Eugene starts reflecting on how hard it is to relate to Zachary’s struggle, and Jack decides it’s about time to give him a talk about humility. Eugene literally cannot name a single thing that he thinks he needs to work on. And that’s the problem. He is so absorbed in how well he is doing, he can’t recognize that he’s driving everyone bonkers. Jack, ever the diplomat, gently points out that Eugene’s next project is to develop the humility to let go of the academia and exercises, and really grow as a person.
At the next Bible study, instead of talking about his screw ups, Zachary talks about the things he has been doing to consciously practice patience. He gets into long lines instead of short ones. He asked Glenn to help him on a school project. He even ate an entire plate of peas with a knife.
Eugene planned to deliver a multi-page lecture on some obscure theological issue, featuring heavy references to the philosophy of medieval scholars. But, given what he and Jack talked about, he decides to instead share about his reflections on humility.
With a multi-page lecture. Complete with references to medieval theological philosophy.
Connie comments to Zachary that he is going to have a new test of patience. Zachary says he doesn’t think he’s ready.
Yeah, I fuckin’ loved this episode.
Best Part: Jack’s speech to Zachary about committing to personal growth and getting second chances. It was the kind of thing everyone needs to hear in their life.
Worst Part: I still think the Bible study should have had a few more characters. That’s my only criticism, and I fully admit that it’s a nitpick.
Story Rating: Good, character driven, funny parts that were actually funny. A
Moral Rating: I wish they hadn’t conflated being Christian with being a decent person, but I liked everything else. B+
Final Ratings For The X Topic
Best Episode: Do, For a Change
Worst Episode: The Pushover
Good Things They Said: Growth takes long term effort and real work. Pop psychology needs to be taken with some real skeptical thought.

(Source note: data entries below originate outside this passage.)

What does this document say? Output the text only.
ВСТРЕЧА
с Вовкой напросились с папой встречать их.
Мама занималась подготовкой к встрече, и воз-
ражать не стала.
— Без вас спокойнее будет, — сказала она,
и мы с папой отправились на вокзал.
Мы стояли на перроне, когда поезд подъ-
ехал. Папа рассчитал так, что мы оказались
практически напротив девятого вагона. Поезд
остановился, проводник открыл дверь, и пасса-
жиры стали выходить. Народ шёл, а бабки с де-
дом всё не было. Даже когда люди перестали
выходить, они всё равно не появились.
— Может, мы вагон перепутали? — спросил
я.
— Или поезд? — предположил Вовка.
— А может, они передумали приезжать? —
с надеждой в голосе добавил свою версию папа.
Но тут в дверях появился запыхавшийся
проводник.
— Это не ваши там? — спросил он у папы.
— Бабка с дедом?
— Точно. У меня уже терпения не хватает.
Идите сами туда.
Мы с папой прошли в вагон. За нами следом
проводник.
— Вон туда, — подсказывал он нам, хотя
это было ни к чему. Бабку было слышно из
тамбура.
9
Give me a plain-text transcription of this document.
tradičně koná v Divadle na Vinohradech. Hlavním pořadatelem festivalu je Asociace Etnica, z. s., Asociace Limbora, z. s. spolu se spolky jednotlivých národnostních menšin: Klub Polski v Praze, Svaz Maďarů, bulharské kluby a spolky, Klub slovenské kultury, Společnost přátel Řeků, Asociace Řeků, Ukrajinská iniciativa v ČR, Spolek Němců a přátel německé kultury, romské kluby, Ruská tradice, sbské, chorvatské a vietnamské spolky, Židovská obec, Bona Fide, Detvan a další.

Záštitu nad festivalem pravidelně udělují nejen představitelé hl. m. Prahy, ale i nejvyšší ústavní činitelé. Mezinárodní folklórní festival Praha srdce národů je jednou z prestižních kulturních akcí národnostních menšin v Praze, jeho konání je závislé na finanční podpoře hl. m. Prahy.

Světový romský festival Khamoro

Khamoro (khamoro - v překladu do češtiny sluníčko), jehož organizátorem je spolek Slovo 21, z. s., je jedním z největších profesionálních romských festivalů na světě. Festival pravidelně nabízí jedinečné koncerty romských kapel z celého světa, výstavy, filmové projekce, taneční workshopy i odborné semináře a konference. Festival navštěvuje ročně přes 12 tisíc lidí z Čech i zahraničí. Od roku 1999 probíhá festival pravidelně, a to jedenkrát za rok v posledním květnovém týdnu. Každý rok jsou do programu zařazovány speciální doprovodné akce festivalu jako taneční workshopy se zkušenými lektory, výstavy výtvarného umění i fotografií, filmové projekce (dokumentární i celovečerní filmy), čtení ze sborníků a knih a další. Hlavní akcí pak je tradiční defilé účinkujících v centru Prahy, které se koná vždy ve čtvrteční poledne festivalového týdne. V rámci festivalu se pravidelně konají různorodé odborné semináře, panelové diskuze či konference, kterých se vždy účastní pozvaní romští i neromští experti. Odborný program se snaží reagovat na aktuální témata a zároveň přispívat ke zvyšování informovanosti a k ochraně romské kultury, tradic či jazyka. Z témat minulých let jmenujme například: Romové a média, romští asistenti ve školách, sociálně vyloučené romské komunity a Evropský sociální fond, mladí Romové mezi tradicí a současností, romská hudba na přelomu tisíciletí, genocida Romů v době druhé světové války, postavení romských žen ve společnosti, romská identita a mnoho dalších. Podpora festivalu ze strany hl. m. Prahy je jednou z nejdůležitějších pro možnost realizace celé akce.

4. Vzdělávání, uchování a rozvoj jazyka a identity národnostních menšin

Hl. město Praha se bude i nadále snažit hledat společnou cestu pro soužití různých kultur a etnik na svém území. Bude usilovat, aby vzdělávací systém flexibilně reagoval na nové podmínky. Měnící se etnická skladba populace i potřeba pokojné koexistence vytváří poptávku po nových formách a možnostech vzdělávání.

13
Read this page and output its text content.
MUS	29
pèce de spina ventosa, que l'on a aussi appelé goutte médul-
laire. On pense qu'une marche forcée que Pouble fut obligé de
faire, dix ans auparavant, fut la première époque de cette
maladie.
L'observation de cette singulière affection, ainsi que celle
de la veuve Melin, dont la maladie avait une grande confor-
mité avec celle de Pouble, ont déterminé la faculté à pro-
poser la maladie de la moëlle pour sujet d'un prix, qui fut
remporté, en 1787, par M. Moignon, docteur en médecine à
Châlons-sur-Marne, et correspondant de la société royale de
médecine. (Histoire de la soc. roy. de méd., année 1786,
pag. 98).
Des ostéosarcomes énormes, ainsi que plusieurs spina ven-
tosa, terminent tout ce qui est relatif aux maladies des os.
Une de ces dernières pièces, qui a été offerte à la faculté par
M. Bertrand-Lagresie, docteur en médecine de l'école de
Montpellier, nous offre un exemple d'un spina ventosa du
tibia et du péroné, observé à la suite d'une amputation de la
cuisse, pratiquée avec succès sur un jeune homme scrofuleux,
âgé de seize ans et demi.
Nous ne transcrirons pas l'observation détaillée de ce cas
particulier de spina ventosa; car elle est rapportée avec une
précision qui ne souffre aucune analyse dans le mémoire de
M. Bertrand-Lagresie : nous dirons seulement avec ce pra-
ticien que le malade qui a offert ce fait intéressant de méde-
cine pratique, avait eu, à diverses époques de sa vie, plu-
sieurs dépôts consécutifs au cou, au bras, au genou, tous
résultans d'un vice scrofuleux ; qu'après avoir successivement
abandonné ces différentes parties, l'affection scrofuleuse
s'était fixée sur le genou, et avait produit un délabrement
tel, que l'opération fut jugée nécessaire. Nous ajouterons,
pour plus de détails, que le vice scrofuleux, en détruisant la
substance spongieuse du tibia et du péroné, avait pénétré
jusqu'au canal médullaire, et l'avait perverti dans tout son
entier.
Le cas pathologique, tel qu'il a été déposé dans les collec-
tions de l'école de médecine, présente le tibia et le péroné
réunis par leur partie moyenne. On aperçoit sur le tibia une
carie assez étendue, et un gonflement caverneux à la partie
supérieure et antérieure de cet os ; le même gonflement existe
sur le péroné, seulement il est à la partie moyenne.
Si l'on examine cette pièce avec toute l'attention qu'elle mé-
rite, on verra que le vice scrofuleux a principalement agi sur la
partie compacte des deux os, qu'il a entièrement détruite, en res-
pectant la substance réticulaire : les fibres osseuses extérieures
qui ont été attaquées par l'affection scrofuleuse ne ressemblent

It’s good to remember to reward good behavior, but more important to learn that actual morality does not require the promise of imminent reward.
Bad Things They Said: Growth is something only Christians get to do. Good advice from secular sources is Not a Thing. Manipulative lessons from authority figures are fine, so long as the authority figure is Whit.
Things They Failed to Address: That Whit seriously needs to learn the difference between “please introduce my kid to some nicer kids his age” and “please send my kid into the woods with a self-absorbed bully. Preferably when it’s close to dark and without any adult supervision.”
Overall Rating: Obviously their religious bigotry is a problem, and I don’t think I’m being unfair in using that word. In their eyes, any non-Christian faith is inherently inferior. In reviewing these episodes, I kept feeling like they had a lot of good ideas, but their focus kept being skewed by that bigotry. They kept having to remind the audience and themselves that all the good advice they have only counts if it is coming from a Christian perspective, and they tripped over themselves a bit.
Despite that, I’m still inclined to give this a rating on the positive side. When I’m torn, the deciding factor is often how I personally was impacted. I think that, regardless of their assumptions about where morality comes from, the message that I should keep seeking to be a better person, and not give up when it was hard, had a great influence on me. This feels like a B to me.